Murray N. Rothbard
Money in a Free Society
10. Stabilize the Price Level?
Some theorists charge that a free monetary system would be unwise, because it would not "stabilize the price level," i.e., the price of the money-unit. Money, they say, is supposed to be a fixed yardstick that never changes. Therefore, its value, or purchasing power, should be stabilized. Since the price of money would admittedly fluctuate on the free market, freedom must be overruled by government management to insure stability.  Stability would provide justice, for example, to debtors and creditors, who will be sure of paying back dollars, or gold ounces, of the same purchasing power as they lent out.
Yet, if creditors and debtors want to hedge against future changes in purchasing power, they can do so easily on the free market. When they make their contracts, they can agree that repayment will be made in a sum of money adjusted by some agreed-upon index number of changes in the value of money.
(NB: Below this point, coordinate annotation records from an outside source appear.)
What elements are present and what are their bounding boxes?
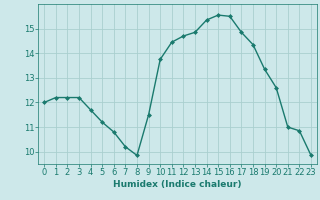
X-axis label: Humidex (Indice chaleur): Humidex (Indice chaleur) [113,180,242,189]
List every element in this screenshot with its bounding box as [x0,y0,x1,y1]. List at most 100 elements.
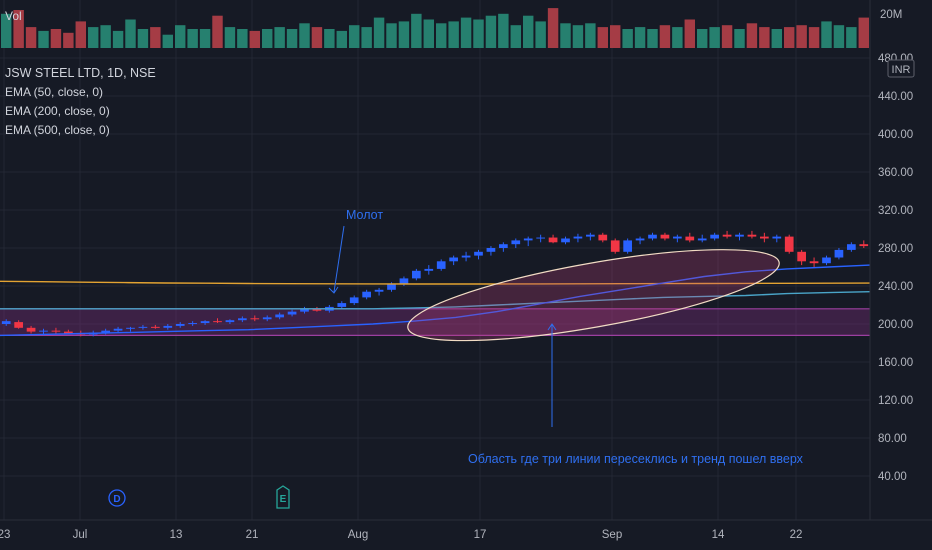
candle-body [523,238,533,241]
chart-grid [0,0,870,520]
candle-body [399,278,409,285]
time-tick-label: Sep [602,529,622,541]
candle-body [573,236,583,239]
price-tick-label: 240.00 [878,281,913,293]
candle-body [635,238,645,241]
candle-body [499,244,508,248]
support-zone[interactable] [0,308,870,336]
volume-bar [174,25,186,48]
volume-bar [112,30,124,48]
volume-bar [622,29,633,48]
ema-500-line[interactable] [0,280,871,285]
candle-body [151,326,160,328]
volume-bar [597,27,609,48]
indicator-ema-500[interactable]: EMA (500, close, 0) [5,123,110,137]
candle-body [200,321,210,324]
candle-body [337,303,347,307]
candle-body [424,268,434,271]
time-tick-label: 13 [170,529,183,541]
time-tick-label: 22 [790,529,803,541]
candle-body [586,234,595,237]
candle-body [685,236,695,241]
candle-body [349,297,359,304]
candle-body [548,237,558,243]
candle-body [275,314,284,318]
candle-body [847,244,856,250]
candle-body [213,321,222,323]
candle-body [822,257,831,264]
svg-text:E: E [280,494,287,505]
volume-bar [709,27,720,48]
candle-body [474,251,483,256]
volume-bar [498,13,509,49]
price-tick-label: 280.00 [878,243,913,255]
volume-bar [560,23,571,48]
candle-body [449,257,458,262]
volume-bar [572,25,584,48]
hammer-arrowhead [328,286,339,294]
volume-bar [348,25,360,48]
volume-bar [721,25,733,48]
volume-bar [150,27,161,48]
candle-body [859,244,869,247]
candle-body [536,237,545,239]
hammer-label[interactable]: Молот [346,208,383,222]
candle-body [387,284,396,290]
volume-axis-label: 20M [880,9,902,21]
candle-body [772,236,782,239]
crossover-ellipse[interactable] [402,231,784,359]
symbol-title[interactable]: JSW STEEL LTD, 1D, NSE [5,66,156,80]
volume-bars [0,8,870,49]
time-axis[interactable]: 23 Jul 13 21 Aug 17 Sep 14 22 [0,529,802,541]
volume-bar [746,23,758,48]
volume-bar [25,27,37,48]
candles [1,230,869,337]
volume-bar [585,23,596,48]
price-axis[interactable]: 480.00440.00400.00360.00320.00280.00240.… [878,53,913,483]
candle-body [300,308,309,312]
currency-badge[interactable]: INR [887,59,915,78]
candle-body [660,234,670,239]
candle-body [138,326,148,328]
area-arrowhead [547,323,557,331]
volume-bar [734,29,745,48]
time-tick-label: 17 [474,529,487,541]
volume-bar [75,21,87,48]
indicator-ema-200[interactable]: EMA (200, close, 0) [5,104,110,118]
volume-bar [846,27,857,48]
price-tick-label: 440.00 [878,91,913,103]
indicator-ema-50[interactable]: EMA (50, close, 0) [5,85,103,99]
candle-body [834,249,844,258]
candle-body [461,255,471,258]
candle-body [287,311,297,315]
volume-bar [38,30,49,48]
candle-body [26,327,36,332]
volume-bar [261,29,273,48]
volume-bar [100,25,111,48]
volume-bar [311,27,323,48]
volume-legend[interactable]: Vol [5,9,22,23]
volume-bar [783,27,795,48]
earnings-marker[interactable]: E [276,485,290,509]
volume-bar [535,21,546,48]
ema-50-line[interactable] [0,264,871,337]
area-label[interactable]: Область где три линии пересеклись и трен… [468,452,804,466]
candle-body [126,327,135,329]
volume-bar [125,19,136,48]
time-tick-label: 23 [0,529,10,541]
candle-body [784,236,794,252]
volume-bar [510,25,522,48]
svg-text:INR: INR [892,64,911,76]
candle-body [673,236,682,239]
volume-bar [361,27,372,48]
candle-body [722,234,732,237]
volume-bar [821,21,832,48]
dividend-marker[interactable]: D [108,489,126,507]
volume-bar [485,15,497,48]
candle-body [648,234,657,239]
price-tick-label: 40.00 [878,471,907,483]
volume-bar [609,25,621,48]
candle-body [809,261,819,264]
volume-bar [299,23,310,48]
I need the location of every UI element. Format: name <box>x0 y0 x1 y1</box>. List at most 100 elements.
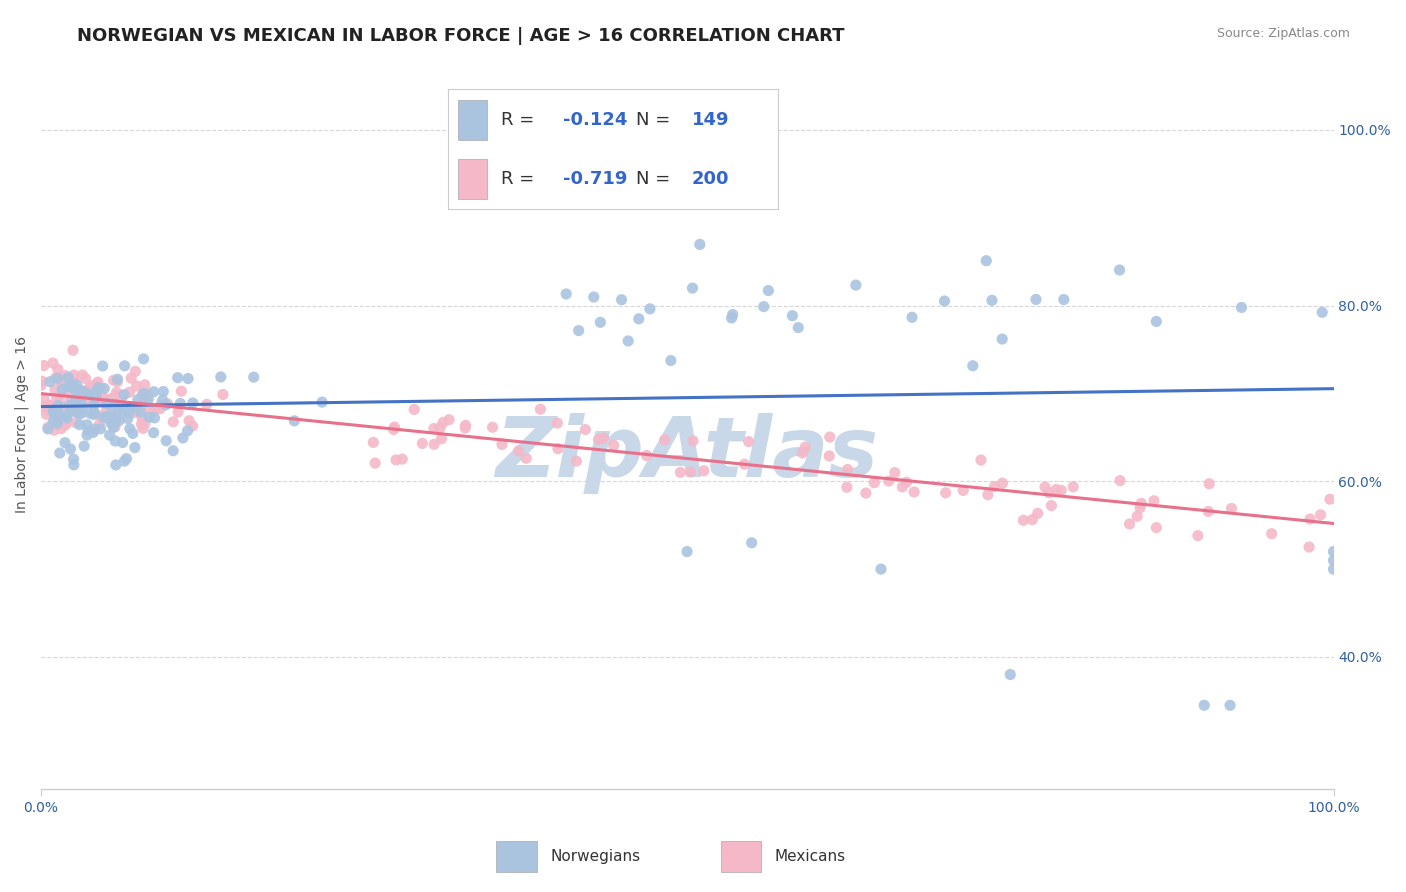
Point <box>1230 301 1253 315</box>
Point <box>42 414 65 428</box>
Point <box>1130 496 1153 510</box>
Point <box>1040 499 1063 513</box>
Point <box>103 420 125 434</box>
Point <box>977 488 1000 502</box>
Point <box>156 397 179 411</box>
Point <box>59 442 82 456</box>
Point <box>112 403 135 417</box>
Point <box>84 391 107 405</box>
Point <box>720 310 742 325</box>
Point <box>77 384 100 399</box>
Point <box>69 417 91 432</box>
Point <box>48 410 70 425</box>
Point <box>62 387 84 401</box>
Point <box>491 437 513 451</box>
Point <box>83 422 105 436</box>
Text: NORWEGIAN VS MEXICAN IN LABOR FORCE | AGE > 16 CORRELATION CHART: NORWEGIAN VS MEXICAN IN LABOR FORCE | AG… <box>77 27 845 45</box>
Point <box>62 452 84 467</box>
Point <box>108 413 131 427</box>
Point <box>77 383 100 397</box>
Point <box>62 384 84 398</box>
Point <box>65 416 87 430</box>
Point <box>87 375 110 389</box>
Point <box>51 402 73 417</box>
Point <box>93 410 115 425</box>
Point <box>738 434 761 449</box>
Point <box>741 535 763 549</box>
Point <box>87 381 110 395</box>
Point <box>733 457 755 471</box>
Point <box>83 406 105 420</box>
Point <box>105 375 128 389</box>
Point <box>962 359 984 373</box>
Point <box>70 397 93 411</box>
Point <box>172 431 194 445</box>
Point <box>121 426 143 441</box>
Point <box>94 404 117 418</box>
Point <box>689 237 711 252</box>
Point <box>98 428 121 442</box>
Point <box>62 343 84 358</box>
Point <box>49 422 72 436</box>
Point <box>437 413 460 427</box>
Point <box>610 293 633 307</box>
Point <box>1192 698 1215 713</box>
Point <box>38 399 60 413</box>
Point <box>38 403 60 417</box>
Point <box>91 359 114 373</box>
Point <box>139 401 162 416</box>
Point <box>46 371 69 385</box>
Point <box>568 324 591 338</box>
Point <box>110 390 132 404</box>
Point <box>454 421 477 435</box>
Point <box>111 388 134 402</box>
Point <box>118 406 141 420</box>
Point <box>72 368 94 382</box>
Point <box>101 418 124 433</box>
Point <box>51 405 73 419</box>
Point <box>170 384 193 399</box>
Point <box>136 394 159 409</box>
Point <box>114 401 136 416</box>
Point <box>195 397 218 411</box>
Point <box>104 458 127 472</box>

The stabilizers have long advocated such measures, but strangely enough, the very lenders and borrowers who are supposed to benefit most from stability, have rarely availed themselves of the opportunity. Must the government then force certain "benefits" on people who have already freely rejected them? Apparently, businessmen would rather take their chances, in this world of irremediable uncertainty, on their ability to anticipate the conditions of the market. After all, the price of money is no different from any other free prices on the market. They can change in response to changes in demand of individuals; why not the monetary price?
Artificial stabilization would, in fact, seriously distort and hamper the workings of the market. As we have indicated, people would be unavoidably frustrated in their desires to alter their real proportion of cash balances; there would be no opportunity to change cash balances in proportion to prices. Furthermore, improved standards of living come to the public from the fruits of capital investment. Increased productivity tends to lower prices (and costs) and thereby distribute the fruits of 383 free enterprise to all the public, raising the standard of living of all consumers. Forcible propping up of the price level prevents this spread of higher living standards.
Money, in short, is not a "fixed yardstick." It is a commodity serving as a medium for exchanges. Flexibility in its value in response to consumer demands is just as important and just as beneficial as any other free pricing on the market.
How the government would go about this is unimportant at this point. Basically, it would involve governmentally-managed changes in the money supply.